Publicacao/Comunicacao
Intimação - sentença
SENTENÇA
Ementa - Ementa: DIREITO DO CONSUMIDOR. RECURSO INOMINADO. FALHA NA PRESTAÇÃO DO SERVIÇO. DANO MORAL NÃO COMPROVADO. RECURSO NÃO PROVIDO. I. CASO EM EXAME 1. O recurso. Recurso Inominado interposto contra a sentença que julgou procedente o pedido inicial para condenar a parte recorrente ao ressarcimento do valor do produto e não vislumbrou a ocorrência do dano moral. 2. O fato relevante. A recorrente suscita a concessão da gratuidade de justiça. No mérito, sustenta que adquiriu no site da recorrida duas caixas de colágeno tipo II, mas nunca recebeu os produtos. Aduz que ausência da entrega do produto comprado no site da empresa atrelado à ausência de respostas às reclamações e do tempo gasto com as tentativas de resolução da causa configura dano moral. Assim, requer a reforma em parte da sentença para que seja condenada a empresa ré ao pagamento de R$ 10.000,00 (dez mil reais). Contrarrazões não apresentadas. II. QUESTÃO EM DISCUSSÃO 3. A questão em discussão consiste em analisar se há ou não dano moral indenizável. III. RAZÕES DE DECIDIR 4. Preliminar da gratuidade de justiça. Deferido o pedido de gratuidade de justiça, nos moldes do art. 99, § 3º do CPC, tendo em vista que a documentação juntada aos autos comprova a situação de hipossuficiência (IDs 63389573 a 63389575). 5.

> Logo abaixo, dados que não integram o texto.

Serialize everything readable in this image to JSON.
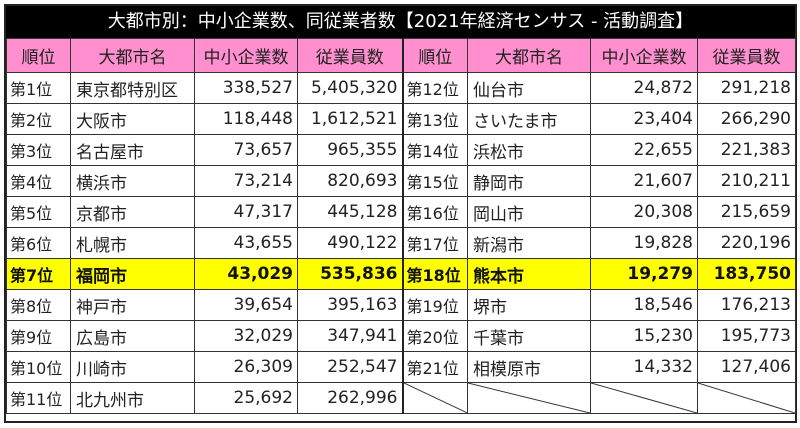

Cuida-se de relação jurídica de natureza consumerista, devendo a controvérsia ser solucionada a partir das regras estabelecidas pelo Código de Defesa do Consumidor. Consoante estabelece o artigo 14 do CDC, em regra, a responsabilidade do fornecedor de serviços é objetiva, respondendo pelos danos causados aos consumidores por defeitos relativos à prestação dos serviços, independentemente da existência de culpa. Tal responsabilidade só é excluída quando o fornecedor consegue provar que, tendo prestado o serviço, o defeito inexiste, ou que o fato ocorreu por culpa exclusiva do consumidor ou de terceiros (artigo 14, §3.º). 6. No que diz respeito ao dano moral, não restou comprovada a lesão a direito da personalidade da autora. A mera alegação de lesão decorrente da falha na prestação do serviço da ré não é suficiente para comprovar o dano moral, faz-se necessário prova de fato que extrapola o mero aborrecimento e/ou que a situação gerada promoveu abalo psíquico a autora. No caso, em que pese a recorrente afirmar que buscou por diversas vezes contato com a empresa pelos canais de comunicação, não restou comprovado que a ausência do produto lhe gerou prejuízos além o financeiro, este já solucionado com o dever de ressarcimento, fato incontroverso. Logo, irretocável a sentença recorrida. Precedente: Acórdão 1815602. IV. DISPOSITIVO 7. Preliminar de gratuidade de justiça acolhida. Recurso não provido. 8. Custas recolhidas. Responderá a parte recorrente pelo pagamento de honorários advocatícios, fixados em 10% (dez por cento) sobre o valor atualizado da causa, suspensa a exigibilidade na forma do art. 98, § 3º, do CPC. 9. A súmula de julgamento servirá de acórdão, consoante disposto no artigo 46, da Lei n. 9.099/95. ____ Dispositivos relevantes citados: CPC, arts. 98, § 3º e 99, § 3º; CC, art. 186. Jurisprudência relevante citada: TJDFT, Acórdão 1815602, Rel. GISELLE ROCHA RAPOSO, Segunda Turma Recursal, j. 19/2/2024.